Here, there is nothing in the record that impugns the trial court's decision regarding K.M.'s credibility. In support of his argument, defendant simply states that K.M.'s testimony was not credible because she could not remember details about the sexual encounters during the period of 1989 to 1990. However, the trial court noted that even despite her inability to remember some details, it still found her credible. We see no basis to disturb this credibility assessment. Put another way, the trial court's conclusion that there was clear and convincing evidence that a past relationship existed was well documented by the record.

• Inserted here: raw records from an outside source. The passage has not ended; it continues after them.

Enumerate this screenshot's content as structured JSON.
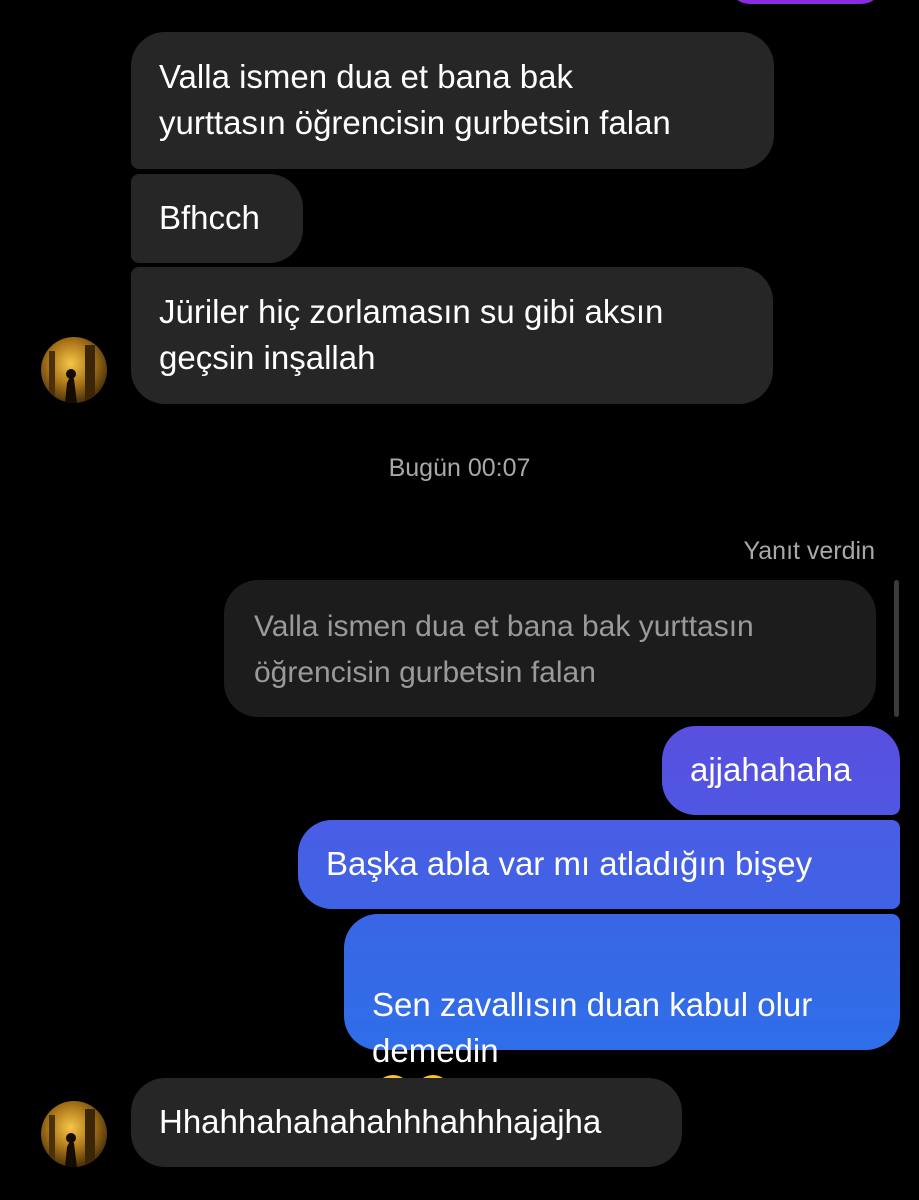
{
  "colors": {
    "background": "#000000",
    "received_bubble": "#262626",
    "quote_bubble": "#1c1c1c",
    "sent_gradient_top": "#5b4ee2",
    "sent_gradient_bottom": "#2f6ee8",
    "muted_text": "#a8a8a8"
  },
  "messages_before": [
    {
      "sender": "other",
      "text": "Valla ismen dua et bana bak\nyurttasın öğrencisin gurbetsin falan"
    },
    {
      "sender": "other",
      "text": "Bfhcch"
    },
    {
      "sender": "other",
      "text": "Jüriler hiç zorlamasın su gibi aksın\ngeçsin inşallah"
    }
  ],
  "timestamp": "Bugün 00:07",
  "reply": {
    "label": "Yanıt verdin",
    "quoted_text": "Valla ismen dua et bana bak yurttasın\nöğrencisin gurbetsin falan"
  },
  "sent_messages": [
    {
      "text": "ajjahahaha"
    },
    {
      "text": "Başka abla var mı atladığın bişey"
    },
    {
      "text": "Sen zavallısın duan kabul olur\ndemedin",
      "emoji": [
        "face-with-tears-of-joy",
        "face-with-tears-of-joy"
      ]
    }
  ],
  "last_message": {
    "sender": "other",
    "text": "Hhahhahahahahhhahhhajajha"
  },
  "avatar_icon": "profile-photo"
}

Finally, under the fourth prong of Cofield, the trial court must balance the probative value of the evidence against the apparent prejudice of the evidence. The trial court acknowledged that the evidence regarding the past relationship was prejudicial, but found that it was outweighed by the probative value of the evidence. When providing the elements to be considered, the Cofield Court noted that the "inflammatory characteristics of other-crime evidence [. . .] mandates a careful and pragmatic evaluation by trial courts, based on the specific context in which the evidence is offered, to determine whether the probative worth of the evidence outweighs its potential for undue prejudice." Cofield, supra, 127 N.J. at 334 (citing State v. Stevens, 115 N.J. 289, 303 (1989)). Stated differently, a "decision to admit such evidence should not be upset unless 'the danger of undue prejudice . . . outweigh[s] probative value so as to divert jurors from a reasonable and fair evaluation of the basic issue of guilt or innocence.'" Marrero, supra, 148 N.J. at 490 (citing State v. Moore, 122 N.J. 420, 467 (1991)).

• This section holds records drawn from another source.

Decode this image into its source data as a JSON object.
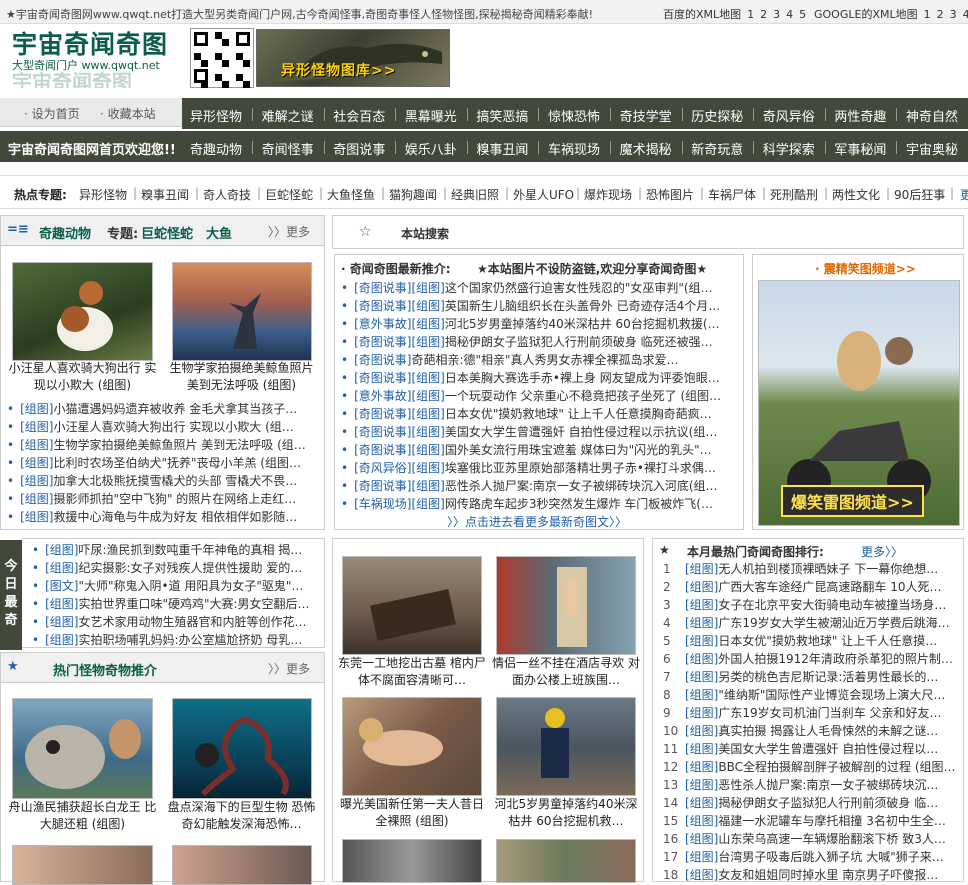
{
  "topbar": {
    "welcome": "★宇宙奇闻奇图网www.qwqt.net打造大型另类奇闻门户网,古今奇闻怪事,奇图奇事怪人怪物怪图,探秘揭秘奇闻精彩奉献!",
    "baidu_label": "百度的XML地图",
    "baidu_pages": [
      "1",
      "2",
      "3",
      "4",
      "5"
    ],
    "google_label": "GOOGLE的XML地图",
    "google_pages": [
      "1",
      "2",
      "3",
      "4",
      "5"
    ]
  },
  "logo": {
    "title": "宇宙奇闻奇图",
    "subtitle": "大型奇闻门户 www.qwqt.net"
  },
  "banner": {
    "text": "异形怪物图库>>"
  },
  "homebar": {
    "set_home": "· 设为首页",
    "favorite": "· 收藏本站"
  },
  "welcome": "宇宙奇闻奇图网首页欢迎您!!",
  "nav": {
    "row1": [
      "异形怪物",
      "难解之谜",
      "社会百态",
      "黑幕曝光",
      "搞笑恶搞",
      "惊悚恐怖",
      "奇技学堂",
      "历史探秘",
      "奇风异俗",
      "两性奇趣",
      "神奇自然"
    ],
    "row2": [
      "奇趣动物",
      "奇闻怪事",
      "奇图说事",
      "娱乐八卦",
      "糗事丑闻",
      "车祸现场",
      "魔术揭秘",
      "新奇玩意",
      "科学探索",
      "军事秘闻",
      "宇宙奥秘"
    ]
  },
  "hot": {
    "label": "热点专题:",
    "items": [
      "异形怪物",
      "糗事丑闻",
      "奇人奇技",
      "巨蛇怪蛇",
      "大鱼怪鱼",
      "猫狗趣闻",
      "经典旧照",
      "外星人UFO",
      "爆炸现场",
      "恐怖图片",
      "车祸尸体",
      "死刑酷刑",
      "两性文化",
      "90后狂事"
    ],
    "more": "更多→"
  },
  "animals": {
    "icon": "=≡",
    "title": "奇趣动物",
    "special_label": "专题:",
    "special1": "巨蛇怪蛇",
    "special2": "大鱼",
    "more": "〉〉更多",
    "photos": [
      {
        "caption": "小汪星人喜欢骑大狗出行 实现以小欺大 (组图)"
      },
      {
        "caption": "生物学家拍摄绝美鲸鱼照片 美到无法呼吸 (组图)"
      }
    ],
    "list_tag": "[组图]",
    "list": [
      "小猫遭遇妈妈遗弃被收养 金毛犬拿其当孩子…",
      "小汪星人喜欢骑大狗出行 实现以小欺大 (组…",
      "生物学家拍摄绝美鲸鱼照片 美到无法呼吸 (组…",
      "比利时农场圣伯纳犬\"抚养\"丧母小羊羔 (组图…",
      "加拿大北极熊抚摸雪橇犬的头部 雪橇犬不畏…",
      "摄影师抓拍\"空中飞狗\" 的照片在网络上走红…",
      "救援中心海龟与牛成为好友 相依相伴如影随…"
    ]
  },
  "search": {
    "icon": "☆",
    "title": "本站搜索"
  },
  "latest": {
    "title": "· 奇闻奇图最新推介:",
    "notice": "★本站图片不设防盗链,欢迎分享奇闻奇图★",
    "items": [
      {
        "cat": "[奇图说事]",
        "tag": "[组图]",
        "text": "这个国家仍然盛行迫害女性残忍的\"女巫审判\"(组…"
      },
      {
        "cat": "[奇图说事]",
        "tag": "[组图]",
        "text": "英国新生儿脑组织长在头盖骨外 已奇迹存活4个月…"
      },
      {
        "cat": "[意外事故]",
        "tag": "[组图]",
        "text": "河北5岁男童掉落约40米深枯井 60台挖掘机救援(…"
      },
      {
        "cat": "[奇图说事]",
        "tag": "[组图]",
        "text": "揭秘伊朗女子监狱犯人行刑前须破身 临死还被强…"
      },
      {
        "cat": "[奇图说事]",
        "tag": "",
        "text": "奇葩相亲:德\"相亲\"真人秀男女赤裸全裸孤岛求爱…"
      },
      {
        "cat": "[奇图说事]",
        "tag": "[组图]",
        "text": "日本美胸大赛选手赤•裸上身 网友望成为评委饱眼…"
      },
      {
        "cat": "[意外事故]",
        "tag": "[组图]",
        "text": "一个玩耍动作 父亲重心不稳竟把孩子坐死了 (组图…"
      },
      {
        "cat": "[奇图说事]",
        "tag": "[组图]",
        "text": "日本女优\"摸奶救地球\" 让上千人任意摸胸奇葩疯…"
      },
      {
        "cat": "[奇图说事]",
        "tag": "[组图]",
        "text": "美国女大学生曾遭强奸 自拍性侵过程以示抗议(组…"
      },
      {
        "cat": "[奇图说事]",
        "tag": "[组图]",
        "text": "国外美女流行用珠宝遮羞 媒体曰为\"闪光的乳头\"…"
      },
      {
        "cat": "[奇风异俗]",
        "tag": "[组图]",
        "text": "埃塞俄比亚苏里原始部落精壮男子赤•裸打斗求偶…"
      },
      {
        "cat": "[奇图说事]",
        "tag": "[组图]",
        "text": "恶性杀人抛尸案:南京一女子被绑砖块沉入河底(组…"
      },
      {
        "cat": "[车祸现场]",
        "tag": "[组图]",
        "text": "网传路虎车起步3秒突然发生爆炸 车门板被炸飞(…"
      }
    ],
    "more": "〉〉点击进去看更多最新奇图文〉〉"
  },
  "laugh": {
    "title": "· 震精笑图频道>>",
    "banner": "爆笑雷图频道>>"
  },
  "today": {
    "label": "今日最奇",
    "items": [
      {
        "tag": "[组图]",
        "text": "吓尿:渔民抓到数吨重千年神龟的真相 揭…"
      },
      {
        "tag": "[组图]",
        "text": "纪实摄影:女子对残疾人提供性援助 爱的…"
      },
      {
        "tag": "[图文]",
        "text": "\"大师\"称鬼入阴•道 用阳具为女子\"驱鬼\"…"
      },
      {
        "tag": "[组图]",
        "text": "实拍世界重口味\"硬鸡鸡\"大赛:男女空翻后…"
      },
      {
        "tag": "[组图]",
        "text": "女艺术家用动物生殖器官和内脏等创作花…"
      },
      {
        "tag": "[组图]",
        "text": "实拍职场哺乳妈妈:办公室尴尬挤奶 母乳…"
      }
    ]
  },
  "monsters": {
    "icon": "★",
    "title": "热门怪物奇物推介",
    "more": "〉〉更多",
    "photos": [
      {
        "caption": "舟山渔民捕获超长白龙王 比大腿还粗 (组图)"
      },
      {
        "caption": "盘点深海下的巨型生物 恐怖奇幻能触发深海恐怖…"
      }
    ]
  },
  "middle_photos": [
    {
      "caption": "东莞一工地挖出古墓 棺内尸体不腐面容清晰可…"
    },
    {
      "caption": "情侣一丝不挂在酒店寻欢 对面办公楼上班族围…"
    },
    {
      "caption": "曝光美国新任第一夫人昔日全裸照 (组图)"
    },
    {
      "caption": "河北5岁男童掉落约40米深枯井 60台挖掘机救…"
    }
  ],
  "ranking": {
    "icon": "★",
    "title": "本月最热门奇闻奇图排行:",
    "more": "更多〉〉",
    "items": [
      {
        "n": "1",
        "tag": "[组图]",
        "text": "无人机拍到楼顶裸晒妹子 下一幕你绝想…"
      },
      {
        "n": "2",
        "tag": "[组图]",
        "text": "广西大客车途经广昆高速路翻车 10人死…"
      },
      {
        "n": "3",
        "tag": "[组图]",
        "text": "女子在北京平安大街骑电动车被撞当场身…"
      },
      {
        "n": "4",
        "tag": "[组图]",
        "text": "广东19岁女大学生被潮汕近万学费后跳海…"
      },
      {
        "n": "5",
        "tag": "[组图]",
        "text": "日本女优\"摸奶救地球\" 让上千人任意摸…"
      },
      {
        "n": "6",
        "tag": "[组图]",
        "text": "外国人拍摄1912年清政府杀革犯的照片制…"
      },
      {
        "n": "7",
        "tag": "[组图]",
        "text": "另类的桃色吉尼斯记录:活着男性最长的…"
      },
      {
        "n": "8",
        "tag": "[组图]",
        "text": "\"维纳斯\"国际性产业博览会现场上演大尺…"
      },
      {
        "n": "9",
        "tag": "[组图]",
        "text": "广东19岁女司机油门当刹车 父亲和好友…"
      },
      {
        "n": "10",
        "tag": "[组图]",
        "text": "真实拍摄 揭露让人毛骨悚然的未解之谜…"
      },
      {
        "n": "11",
        "tag": "[组图]",
        "text": "美国女大学生曾遭强奸 自拍性侵过程以…"
      },
      {
        "n": "12",
        "tag": "[组图]",
        "text": "BBC全程拍摄解剖胖子被解剖的过程 (组图…"
      },
      {
        "n": "13",
        "tag": "[组图]",
        "text": "恶性杀人抛尸案:南京一女子被绑砖块沉…"
      },
      {
        "n": "14",
        "tag": "[组图]",
        "text": "揭秘伊朗女子监狱犯人行刑前须破身 临…"
      },
      {
        "n": "15",
        "tag": "[组图]",
        "text": "福建一水泥罐车与摩托相撞 3名初中生全…"
      },
      {
        "n": "16",
        "tag": "[组图]",
        "text": "山东荣乌高速一车辆爆胎翻滚下桥 致3人…"
      },
      {
        "n": "17",
        "tag": "[组图]",
        "text": "台湾男子吸毒后跳入狮子坑 大喊\"狮子来…"
      },
      {
        "n": "18",
        "tag": "[组图]",
        "text": "女友和姐姐同时掉水里 南京男子吓傻报…"
      }
    ]
  }
}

Part of this analysis considers whether there is available evidence that is less inflammatory but equally probative of the issue. Id. at 482. Defendant contends that less inflammatory evidence existed, but does not specify what this evidence is or how it could have been presented. Likewise, defendant does not state why it is less prejudicial, but still equally probative to tip the scale in favor of not allowing the testimony regarding the past relationship between defendant and K.M.

Here, the evidence admitted was not inflammatory in nature. It was neither evidence of defendant's past conduct involving sexual acts which were considered criminal, nor was it evidence of past conduct that could place a shadow on his actions with K.M. Instead, it was simply evidence of a past, consensual relationship between defendant and K.M. that put into context K.M.'s testimony that when defendant forced himself on her, he referenced their past sexual relationship.

We add that prior defense counsel argued that evidence of a past sexual relationship be presented to the grand jury. At that point, the defense wanted the grand jury to know that defendant and K.M. had a prior consensual relationship. Obviously, the defense wanted to plant the seed that there were no forced sexual acts. Indeed, the jury acquitted defendant of the forced sexual acts under counts three and four here. Despite the presentation that this testimony of a past sexual relationship should be inadmissible, it likely played an important role in the not guilty verdicts on counts three and four. It would not be surprising that this line of testimony worked to defendant's benefit.

In any event, we defer to the trial court's determination of the four-pronged test under Cofield, which is amply supported by the record, to admit testimony of the prior consensual sexual relationship pursuant to N.J.R.E. 404(b).

We need not dwell on defendant's contention that cumulative error warrants a new trial because we have determined that no error was committed.

The judgment of conviction is affirmed.